Christy, what you have said here is all so true. You walked this for so many years. Thank you for your words.
Hi Bryn, you don’t know me, but somehow the magic of facebook led me to your blog and your words truly hit home and resonate with me as I have battled chronic illness for years, with a loving warrior mother constantly by my side during long hospital stays and the uncertainty that comes along with this crazy alternative ‘abnormal’ normal our families are both living. I spent 3 years fed via feeding tube and was TPN dependent for months at a time, and I know your frustration and desperation and truly understand Carson’s pain. Our God is perfect at miracles and I’m now praying for Carsons.

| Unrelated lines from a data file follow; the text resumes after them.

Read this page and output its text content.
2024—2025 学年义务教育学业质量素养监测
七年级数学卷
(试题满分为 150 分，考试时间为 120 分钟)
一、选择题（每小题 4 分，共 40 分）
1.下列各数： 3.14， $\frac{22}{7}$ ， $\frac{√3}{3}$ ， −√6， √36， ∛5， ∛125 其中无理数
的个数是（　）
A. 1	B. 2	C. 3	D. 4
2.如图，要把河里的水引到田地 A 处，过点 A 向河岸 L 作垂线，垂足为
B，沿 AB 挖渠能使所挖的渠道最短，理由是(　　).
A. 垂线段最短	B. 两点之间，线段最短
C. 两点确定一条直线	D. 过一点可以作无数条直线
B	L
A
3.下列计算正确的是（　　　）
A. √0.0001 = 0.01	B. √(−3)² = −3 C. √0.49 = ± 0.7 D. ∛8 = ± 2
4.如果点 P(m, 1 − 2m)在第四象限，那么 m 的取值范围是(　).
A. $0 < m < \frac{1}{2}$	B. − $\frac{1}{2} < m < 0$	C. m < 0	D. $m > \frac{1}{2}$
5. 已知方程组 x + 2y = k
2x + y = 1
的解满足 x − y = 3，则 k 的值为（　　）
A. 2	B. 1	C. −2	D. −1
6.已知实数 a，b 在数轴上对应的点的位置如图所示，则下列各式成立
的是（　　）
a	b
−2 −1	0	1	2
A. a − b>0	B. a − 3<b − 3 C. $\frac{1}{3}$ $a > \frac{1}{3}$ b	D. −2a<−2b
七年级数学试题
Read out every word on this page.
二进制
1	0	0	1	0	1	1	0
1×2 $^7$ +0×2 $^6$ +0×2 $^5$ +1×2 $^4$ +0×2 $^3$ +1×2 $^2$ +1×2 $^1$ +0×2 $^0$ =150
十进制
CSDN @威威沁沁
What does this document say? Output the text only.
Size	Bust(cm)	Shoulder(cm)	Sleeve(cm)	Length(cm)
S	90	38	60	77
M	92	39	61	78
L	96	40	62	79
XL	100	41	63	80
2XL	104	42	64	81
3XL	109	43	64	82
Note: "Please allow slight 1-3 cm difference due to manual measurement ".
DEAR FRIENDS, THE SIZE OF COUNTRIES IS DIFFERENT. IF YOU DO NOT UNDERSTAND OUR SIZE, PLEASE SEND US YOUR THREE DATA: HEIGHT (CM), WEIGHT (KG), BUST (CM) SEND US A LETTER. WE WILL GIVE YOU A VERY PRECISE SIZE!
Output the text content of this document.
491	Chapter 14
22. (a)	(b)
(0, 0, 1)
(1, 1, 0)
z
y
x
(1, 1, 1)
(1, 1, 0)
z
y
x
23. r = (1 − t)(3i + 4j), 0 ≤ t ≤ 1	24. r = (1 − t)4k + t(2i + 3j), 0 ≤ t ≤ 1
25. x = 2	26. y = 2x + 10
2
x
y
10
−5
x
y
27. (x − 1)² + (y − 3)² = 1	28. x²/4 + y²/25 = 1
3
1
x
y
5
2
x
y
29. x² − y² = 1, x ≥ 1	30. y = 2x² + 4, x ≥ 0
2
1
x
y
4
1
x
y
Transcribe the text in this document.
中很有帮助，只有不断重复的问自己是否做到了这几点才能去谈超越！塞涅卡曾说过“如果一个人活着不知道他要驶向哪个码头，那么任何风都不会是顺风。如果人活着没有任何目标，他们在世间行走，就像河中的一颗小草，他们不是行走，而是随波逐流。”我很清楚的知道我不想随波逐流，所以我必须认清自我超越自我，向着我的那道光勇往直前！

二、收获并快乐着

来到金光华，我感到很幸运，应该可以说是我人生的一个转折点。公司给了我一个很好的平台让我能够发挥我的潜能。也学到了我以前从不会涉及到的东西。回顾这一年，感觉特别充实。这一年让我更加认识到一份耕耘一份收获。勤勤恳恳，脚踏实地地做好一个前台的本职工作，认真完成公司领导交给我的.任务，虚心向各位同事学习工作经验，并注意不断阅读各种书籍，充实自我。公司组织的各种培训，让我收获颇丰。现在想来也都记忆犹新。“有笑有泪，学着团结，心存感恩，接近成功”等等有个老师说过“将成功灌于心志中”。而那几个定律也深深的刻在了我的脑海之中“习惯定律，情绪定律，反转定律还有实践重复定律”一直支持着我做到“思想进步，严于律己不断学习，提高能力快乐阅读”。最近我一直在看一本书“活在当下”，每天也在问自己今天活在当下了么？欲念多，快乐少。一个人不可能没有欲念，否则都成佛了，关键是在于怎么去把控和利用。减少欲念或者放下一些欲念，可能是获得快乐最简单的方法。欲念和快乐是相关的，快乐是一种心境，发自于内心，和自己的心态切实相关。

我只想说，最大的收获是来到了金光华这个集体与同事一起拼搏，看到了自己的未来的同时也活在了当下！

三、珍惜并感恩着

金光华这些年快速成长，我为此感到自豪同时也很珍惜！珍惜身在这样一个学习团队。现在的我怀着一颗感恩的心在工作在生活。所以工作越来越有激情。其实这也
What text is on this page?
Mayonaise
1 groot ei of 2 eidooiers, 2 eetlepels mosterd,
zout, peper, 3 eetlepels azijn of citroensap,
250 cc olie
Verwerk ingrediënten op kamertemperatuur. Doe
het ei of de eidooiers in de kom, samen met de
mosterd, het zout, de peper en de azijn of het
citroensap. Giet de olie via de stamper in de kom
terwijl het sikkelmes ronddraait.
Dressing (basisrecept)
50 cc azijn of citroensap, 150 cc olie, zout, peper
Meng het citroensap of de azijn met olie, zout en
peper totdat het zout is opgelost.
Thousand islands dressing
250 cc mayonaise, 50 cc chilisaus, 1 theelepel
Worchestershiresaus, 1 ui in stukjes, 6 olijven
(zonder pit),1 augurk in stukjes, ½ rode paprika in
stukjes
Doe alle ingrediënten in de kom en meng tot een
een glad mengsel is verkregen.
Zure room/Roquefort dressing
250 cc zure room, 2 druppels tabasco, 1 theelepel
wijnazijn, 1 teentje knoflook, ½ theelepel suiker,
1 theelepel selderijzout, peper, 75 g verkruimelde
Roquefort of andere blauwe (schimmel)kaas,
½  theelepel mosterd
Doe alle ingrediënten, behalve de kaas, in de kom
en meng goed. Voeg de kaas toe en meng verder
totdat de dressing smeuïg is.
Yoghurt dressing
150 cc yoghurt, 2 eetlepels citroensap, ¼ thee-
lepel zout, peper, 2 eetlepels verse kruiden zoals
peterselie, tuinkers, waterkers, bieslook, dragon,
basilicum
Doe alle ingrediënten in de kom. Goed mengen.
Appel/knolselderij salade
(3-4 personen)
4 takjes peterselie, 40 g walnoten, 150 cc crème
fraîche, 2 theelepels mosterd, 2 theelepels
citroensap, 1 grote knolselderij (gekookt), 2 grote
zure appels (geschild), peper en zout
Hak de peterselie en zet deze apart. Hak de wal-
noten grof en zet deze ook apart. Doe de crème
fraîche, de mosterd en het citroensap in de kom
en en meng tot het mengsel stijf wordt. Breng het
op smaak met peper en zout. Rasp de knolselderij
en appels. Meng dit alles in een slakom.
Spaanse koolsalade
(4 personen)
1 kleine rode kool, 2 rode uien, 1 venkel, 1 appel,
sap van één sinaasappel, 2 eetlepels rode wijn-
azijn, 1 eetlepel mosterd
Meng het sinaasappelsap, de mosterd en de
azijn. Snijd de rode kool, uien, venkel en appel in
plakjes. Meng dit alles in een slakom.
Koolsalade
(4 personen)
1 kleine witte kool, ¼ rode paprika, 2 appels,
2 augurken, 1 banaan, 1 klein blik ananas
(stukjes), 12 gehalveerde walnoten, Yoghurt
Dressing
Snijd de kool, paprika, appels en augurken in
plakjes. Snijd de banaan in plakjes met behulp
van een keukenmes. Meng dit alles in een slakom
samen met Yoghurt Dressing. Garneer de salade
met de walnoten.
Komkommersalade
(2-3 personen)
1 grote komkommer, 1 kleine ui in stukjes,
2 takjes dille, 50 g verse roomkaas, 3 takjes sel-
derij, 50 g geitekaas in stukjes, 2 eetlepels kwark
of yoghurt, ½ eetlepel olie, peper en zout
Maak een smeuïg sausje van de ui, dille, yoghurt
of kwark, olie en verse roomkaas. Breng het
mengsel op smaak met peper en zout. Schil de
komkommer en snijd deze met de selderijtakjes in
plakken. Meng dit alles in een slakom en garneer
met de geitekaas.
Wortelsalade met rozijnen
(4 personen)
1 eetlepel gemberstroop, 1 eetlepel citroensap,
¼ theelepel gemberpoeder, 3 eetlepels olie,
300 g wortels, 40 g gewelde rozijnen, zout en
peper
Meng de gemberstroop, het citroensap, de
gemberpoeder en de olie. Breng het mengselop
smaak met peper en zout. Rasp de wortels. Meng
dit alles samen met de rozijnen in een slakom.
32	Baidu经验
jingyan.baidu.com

I am sure you’ve heard it all, and that Carson has had the million dollar work-up… But has been evaluated for MALS- (median arcuate ligament syndrome)? A friend was diagnosed after years of horrific GI problems and IV nutrition and had had great results undergoing surgery for it recently with a Dr. Hsu in CT.
Keep standing strong and fighting and being a wonderful advocate for your son. God bless you!
Jessica, I’m sorry that you know this hard road so intimately too. Serious chronic illness steals so much,but we still have hope. I will look into MALS, pretty sure that’s not our issue here but I know someone else it may help. Blessings to you and your mom!
The cries of a mother’s heart is always heard by God. ( This is an old Persian proverb) it has been true for my grandmother, my mother and myself…You don’t need words, God knows the depths of our pain, through our tears, through our groans, and through our silence. I stand with you today my sister Bryn and I am pleading His healing fire over Carson in Jesus name. Love you dearly..xoxo
Bryn, your profoundness in all of your posts sears my heart. Thank you for taking me into your world. Our nightly prayers have been and remain a constant agreement with you all for Carson’s healing to manifest. His health has been paid for so we do not doubt nor waver. As we stand in agreement for Carson we also agree for you and Jeff and family for health, strength, comfort, peace, and provision for all things you need and desire. My love to you.
Praying for you all. God is walking each step with you holding your hand. Isaiah 41:13. For I the lord thy God will hold thy right hand saying unto thee: Fear not. I will help thee.